Navigation for most “wicked problems/processes/systems” like climate change or COVID-19 eventually boil down to cultural, social, and behavioral challenges — the scientists and other technical professionals tend to figure out the answer or at least good guidance earlier on than what the public (including the politicians who “represent” them) is willing and able to accept.
In large part it’s because most scientific findings are disseminated piecemeal and haphazardly with little guidance on how to process or embrace what it means and how dynamic the prescriptive approaches tend to be.
The information yielded is often imposed in ways that the public has no meaningful stake in aside from dependency on a small population of trained professionals and their institutions. Those institutions were never designed for public engagement — and the media has little to no incentive for accurate and precise scientific communication reporting when most results are really about “risks” and putting nuanced disclaimers for “statistical significance” [very important, but rarely to the media] and a call for “further research needed” to validate a study.
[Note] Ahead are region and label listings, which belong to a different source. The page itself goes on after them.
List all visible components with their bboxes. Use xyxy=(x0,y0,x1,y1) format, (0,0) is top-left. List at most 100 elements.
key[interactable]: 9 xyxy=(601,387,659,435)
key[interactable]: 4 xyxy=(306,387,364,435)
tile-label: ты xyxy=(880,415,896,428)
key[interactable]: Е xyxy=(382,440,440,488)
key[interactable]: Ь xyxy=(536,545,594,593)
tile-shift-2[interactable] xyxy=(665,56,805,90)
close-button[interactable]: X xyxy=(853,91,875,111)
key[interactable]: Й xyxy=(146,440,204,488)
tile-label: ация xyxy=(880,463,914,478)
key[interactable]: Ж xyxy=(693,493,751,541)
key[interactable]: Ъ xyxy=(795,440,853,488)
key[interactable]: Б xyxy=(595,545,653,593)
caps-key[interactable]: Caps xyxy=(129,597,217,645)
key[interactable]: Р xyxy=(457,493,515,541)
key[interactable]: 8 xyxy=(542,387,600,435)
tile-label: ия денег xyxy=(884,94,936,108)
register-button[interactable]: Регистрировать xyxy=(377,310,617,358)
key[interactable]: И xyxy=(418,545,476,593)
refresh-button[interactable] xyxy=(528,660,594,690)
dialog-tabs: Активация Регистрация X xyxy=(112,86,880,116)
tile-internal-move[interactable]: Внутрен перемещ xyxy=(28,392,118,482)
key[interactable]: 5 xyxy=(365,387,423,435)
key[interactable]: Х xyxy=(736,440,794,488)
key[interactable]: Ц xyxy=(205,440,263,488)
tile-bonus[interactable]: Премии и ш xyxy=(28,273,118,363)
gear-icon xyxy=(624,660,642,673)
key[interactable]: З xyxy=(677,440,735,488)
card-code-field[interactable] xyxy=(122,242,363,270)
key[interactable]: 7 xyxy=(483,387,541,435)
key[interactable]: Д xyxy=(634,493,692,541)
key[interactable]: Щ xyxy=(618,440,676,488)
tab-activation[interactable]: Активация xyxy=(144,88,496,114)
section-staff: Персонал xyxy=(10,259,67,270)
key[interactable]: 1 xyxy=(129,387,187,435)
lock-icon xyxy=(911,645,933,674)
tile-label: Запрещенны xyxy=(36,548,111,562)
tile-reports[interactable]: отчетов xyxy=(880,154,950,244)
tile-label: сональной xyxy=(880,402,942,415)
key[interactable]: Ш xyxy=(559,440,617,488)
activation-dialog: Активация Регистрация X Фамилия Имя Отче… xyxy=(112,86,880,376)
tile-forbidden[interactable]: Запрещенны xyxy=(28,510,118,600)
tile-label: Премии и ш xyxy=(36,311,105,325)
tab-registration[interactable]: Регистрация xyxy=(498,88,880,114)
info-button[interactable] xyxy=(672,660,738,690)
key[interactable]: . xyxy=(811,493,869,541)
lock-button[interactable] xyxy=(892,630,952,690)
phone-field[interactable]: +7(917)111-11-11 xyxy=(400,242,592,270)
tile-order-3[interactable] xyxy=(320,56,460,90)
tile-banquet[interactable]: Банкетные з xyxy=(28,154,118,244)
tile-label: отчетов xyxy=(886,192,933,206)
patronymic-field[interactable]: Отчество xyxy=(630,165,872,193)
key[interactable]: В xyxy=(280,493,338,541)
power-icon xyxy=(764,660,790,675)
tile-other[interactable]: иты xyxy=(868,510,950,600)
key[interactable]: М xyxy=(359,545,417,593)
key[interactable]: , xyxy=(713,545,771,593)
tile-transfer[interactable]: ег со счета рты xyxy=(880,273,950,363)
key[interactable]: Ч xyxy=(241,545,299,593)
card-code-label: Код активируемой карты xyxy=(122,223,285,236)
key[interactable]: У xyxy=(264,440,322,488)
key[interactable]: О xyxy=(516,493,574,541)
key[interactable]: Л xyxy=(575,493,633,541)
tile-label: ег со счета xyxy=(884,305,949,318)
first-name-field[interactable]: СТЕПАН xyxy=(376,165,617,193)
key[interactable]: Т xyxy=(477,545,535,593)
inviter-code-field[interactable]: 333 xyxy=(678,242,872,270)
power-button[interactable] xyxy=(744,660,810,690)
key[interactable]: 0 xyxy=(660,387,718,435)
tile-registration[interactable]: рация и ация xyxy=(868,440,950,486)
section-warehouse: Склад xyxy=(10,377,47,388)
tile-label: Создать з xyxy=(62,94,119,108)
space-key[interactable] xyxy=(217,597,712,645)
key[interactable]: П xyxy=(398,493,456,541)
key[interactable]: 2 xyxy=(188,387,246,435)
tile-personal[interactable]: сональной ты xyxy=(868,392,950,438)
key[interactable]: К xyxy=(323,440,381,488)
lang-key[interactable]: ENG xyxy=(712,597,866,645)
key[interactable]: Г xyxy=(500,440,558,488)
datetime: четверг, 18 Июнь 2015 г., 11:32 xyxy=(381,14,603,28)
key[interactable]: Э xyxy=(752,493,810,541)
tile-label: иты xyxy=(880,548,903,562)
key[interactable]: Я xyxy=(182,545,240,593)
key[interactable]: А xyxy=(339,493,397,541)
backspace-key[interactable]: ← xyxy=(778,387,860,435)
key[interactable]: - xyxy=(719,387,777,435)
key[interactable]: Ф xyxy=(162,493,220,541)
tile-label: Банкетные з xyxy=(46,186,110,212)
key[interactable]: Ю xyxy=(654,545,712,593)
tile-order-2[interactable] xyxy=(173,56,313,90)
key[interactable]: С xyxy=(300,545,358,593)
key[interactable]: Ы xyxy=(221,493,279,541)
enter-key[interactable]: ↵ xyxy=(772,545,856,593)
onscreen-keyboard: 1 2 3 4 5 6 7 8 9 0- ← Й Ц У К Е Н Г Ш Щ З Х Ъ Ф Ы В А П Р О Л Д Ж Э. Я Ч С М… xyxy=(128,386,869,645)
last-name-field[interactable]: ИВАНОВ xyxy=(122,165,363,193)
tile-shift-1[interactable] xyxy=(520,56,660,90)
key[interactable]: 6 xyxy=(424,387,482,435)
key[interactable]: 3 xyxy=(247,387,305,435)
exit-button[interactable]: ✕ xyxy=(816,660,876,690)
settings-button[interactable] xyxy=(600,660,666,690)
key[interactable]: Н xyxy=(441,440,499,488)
“Citizen”/”Community” Science initiatives like Project Budburst (phenology which potentially points to climate change — budburst.org for those who want to check it out; this is probably the best time of year to get involved if so!) provide a glimmer of hope and are a step in a positive direction. It can potentially scale out scientific inquiry and learning much faster than we’re used to seeing from academia.
But more often than not, the average participant tends to be used as a data funnel for scientists rather than being given the literacy and agency to shape actual experimentation or study at a local level.
Taking the deliberate path to decolonizing (and maybe even re-indigenizing) science eventually leads us to a more robust range of capabilities for addressing what we need so long as we’re willing to look at the skills embedded in the endeavor beyond the compatibility of expected outcomes and epistemic paradigms.